Burke: In typical growth economies, the key focus for the business is to meet targets with respect to headcount. In recent times, China and India are examples of economies where headcount numbers in organisations increased exponentially in line with the business growth. However, the race to meet headcount targets, while inevitable, does come with its own set of problems.
Organisations often realise that they simply cannot continue to grow their headcount without creating the base for a talent pipeline. A central question that a growing organisation often faces is whether the existing talent base is ready to become managers. Also, with the evolution of business needs, agility is extremely important to build an effective workforce. The organisation’s workforce needs to be change-ready to be able to take on new ways of working. In a scenario where these considerations are not looked at very deeply in the race to meet headcount numbers, many organisations realise that they do not have enough number of people ready to take on new job roles or are ready to lead teams and entities.
With the economies in China and India showing signs of slowing down, the key driver of growth will be to utilise the wealth of human resources to move up the next level of the value chain. Of course, this will be useless if the people who are identified and groomed for future success are no longer with the organisation and therefore, it is also important that an individual’s aspirations are aligned with the organisation’s aspirations.
How can companies evaluate the effectiveness of HR Programs?
Pandit: Companies evaluate effectiveness of their HR programs with lag measures like in recruitment we use “time to hire”, “cost per hire”, “quality of hire/time to performance”, etc. These metrics are descriptive, they tell us where we are and to some extent where we are going; asking the right questions and using analytics, one can really measure the effectiveness of HR to tell us what we will achieve when you get there.
Analytics is moving from focus on lag measures to lead measures that will help us predict the future. It can support in HR decision making. Continuing with the example of recruitment, when a talent acquisition head says that her recruitment program is effective, can she really answers questions like “How does the calibre of my applicants compare with my competitors?”, “At what stage I am losing people in the recruitment process?”, “How strong is the managerial talent I am recruiting compared to industry sector benchmarks?”
Access to these answers is what talent analytics can provide. After understanding the reality, organisations can then decide what action to take on data. Whatever the focus, data gives us the insights to reflect and to take business decisions.

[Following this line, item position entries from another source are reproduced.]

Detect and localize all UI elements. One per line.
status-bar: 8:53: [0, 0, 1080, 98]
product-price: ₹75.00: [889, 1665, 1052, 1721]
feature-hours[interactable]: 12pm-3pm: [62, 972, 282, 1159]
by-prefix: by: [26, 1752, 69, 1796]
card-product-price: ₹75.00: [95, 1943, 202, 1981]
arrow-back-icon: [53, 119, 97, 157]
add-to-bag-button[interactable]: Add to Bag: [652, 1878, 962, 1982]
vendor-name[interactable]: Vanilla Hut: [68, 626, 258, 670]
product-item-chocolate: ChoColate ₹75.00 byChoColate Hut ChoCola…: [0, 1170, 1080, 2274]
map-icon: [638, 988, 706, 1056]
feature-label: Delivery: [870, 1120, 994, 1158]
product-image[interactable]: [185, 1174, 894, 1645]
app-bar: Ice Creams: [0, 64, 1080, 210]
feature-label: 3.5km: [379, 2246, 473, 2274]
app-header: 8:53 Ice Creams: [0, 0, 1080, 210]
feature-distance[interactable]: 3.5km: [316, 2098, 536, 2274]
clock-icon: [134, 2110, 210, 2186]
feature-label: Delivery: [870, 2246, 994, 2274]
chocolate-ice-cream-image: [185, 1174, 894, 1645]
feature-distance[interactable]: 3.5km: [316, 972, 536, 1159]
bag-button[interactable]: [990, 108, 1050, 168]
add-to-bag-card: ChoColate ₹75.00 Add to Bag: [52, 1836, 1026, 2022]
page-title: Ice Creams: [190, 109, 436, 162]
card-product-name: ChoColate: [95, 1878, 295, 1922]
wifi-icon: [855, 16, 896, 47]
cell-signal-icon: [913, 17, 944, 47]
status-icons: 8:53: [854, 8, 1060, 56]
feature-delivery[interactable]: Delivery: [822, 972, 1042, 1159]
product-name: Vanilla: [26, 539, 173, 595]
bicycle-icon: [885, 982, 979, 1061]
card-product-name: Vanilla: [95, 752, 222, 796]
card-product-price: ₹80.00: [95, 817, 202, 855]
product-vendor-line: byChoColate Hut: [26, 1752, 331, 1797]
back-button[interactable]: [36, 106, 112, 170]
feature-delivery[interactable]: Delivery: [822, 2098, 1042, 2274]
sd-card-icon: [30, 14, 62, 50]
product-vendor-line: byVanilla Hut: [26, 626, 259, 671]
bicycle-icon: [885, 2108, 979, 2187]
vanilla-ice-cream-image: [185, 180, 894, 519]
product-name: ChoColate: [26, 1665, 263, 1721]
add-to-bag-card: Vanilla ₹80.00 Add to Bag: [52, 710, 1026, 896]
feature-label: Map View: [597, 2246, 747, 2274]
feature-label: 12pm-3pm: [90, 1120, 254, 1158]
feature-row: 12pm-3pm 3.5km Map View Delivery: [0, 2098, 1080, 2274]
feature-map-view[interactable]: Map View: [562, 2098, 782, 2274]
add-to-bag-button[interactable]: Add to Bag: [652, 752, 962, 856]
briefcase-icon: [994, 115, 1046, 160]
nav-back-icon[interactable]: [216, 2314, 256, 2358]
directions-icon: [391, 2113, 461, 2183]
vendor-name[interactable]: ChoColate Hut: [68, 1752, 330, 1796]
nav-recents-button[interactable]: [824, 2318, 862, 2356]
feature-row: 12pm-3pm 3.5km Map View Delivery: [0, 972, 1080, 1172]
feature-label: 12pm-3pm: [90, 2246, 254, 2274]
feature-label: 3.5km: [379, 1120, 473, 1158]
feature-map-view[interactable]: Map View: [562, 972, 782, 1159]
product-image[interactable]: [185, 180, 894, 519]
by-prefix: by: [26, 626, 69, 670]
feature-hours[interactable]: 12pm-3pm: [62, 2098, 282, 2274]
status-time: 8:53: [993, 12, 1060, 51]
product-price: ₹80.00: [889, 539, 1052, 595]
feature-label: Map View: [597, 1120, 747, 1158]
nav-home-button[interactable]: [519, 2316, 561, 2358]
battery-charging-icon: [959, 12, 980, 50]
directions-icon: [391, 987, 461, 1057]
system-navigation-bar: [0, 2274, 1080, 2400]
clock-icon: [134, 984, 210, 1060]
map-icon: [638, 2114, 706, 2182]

Progressive organisations use two lenses to benchmark themselves, firstly, they identify competencies of talent they are looking for and, secondly, they benchmark their talent pools (candidates and employees) with the competition.
How can organisations make human capital more effective during growth periods?
Burke: There is a great need for organisations to move out of the mindset of growth reliant on productivity and process. Organisations have realised that even when people put in their best efforts in a perfectly adequate process environment, productivity gaps still remain. Analysis of these productivity gaps reveal that it is necessary for an organisation to place the right people with the right set of aspirations into a particular job to increase their chances of being effective and productive.
CEB’s model of high potential talent defines a High Potential as one with the ability and aspiration to rise and to be successful in a senior position. Thus, to understand which leaders will be successful in the future, it is important for an organisation to create tailored career development of leaders. There is also a big need for an organisation to make sure that they retain valuable leaders when they are ready to take on next-level profiles.
What is the role of Big Data and analytics in inflecting business outcomes?
Burke: Big Data can potentially play a central role in inflecting business outcomes for growing organisations. The challenge of increasing productivity without increasing headcount is common, and organisations have started realising that good analytics can help identify which people to place in what positions, with a great level of accuracy. The outcome greatly helps in increasing the effectiveness and productivity of people.
Intelligent Big Data analysis also helps organisations identify those behaviours that are crucial to business success. For example, an organisation may recruit some very bright people but without information around how those people prefer to collaborate and network, the organisation will be incapable of providing them with support required to realise their full potential and level of effectiveness.In the Indian BPO industry, until a few years ago, the cost of people was low and an organisation just needed to add more people to match growth in business. Over a period of time, the industry evolved from doing purely transactional jobs to more insight-driven jobs. Through Big Data, organisations can understand and predict those behaviours in the talent pool, which are crucial to meet the challenges of new business demands from growth.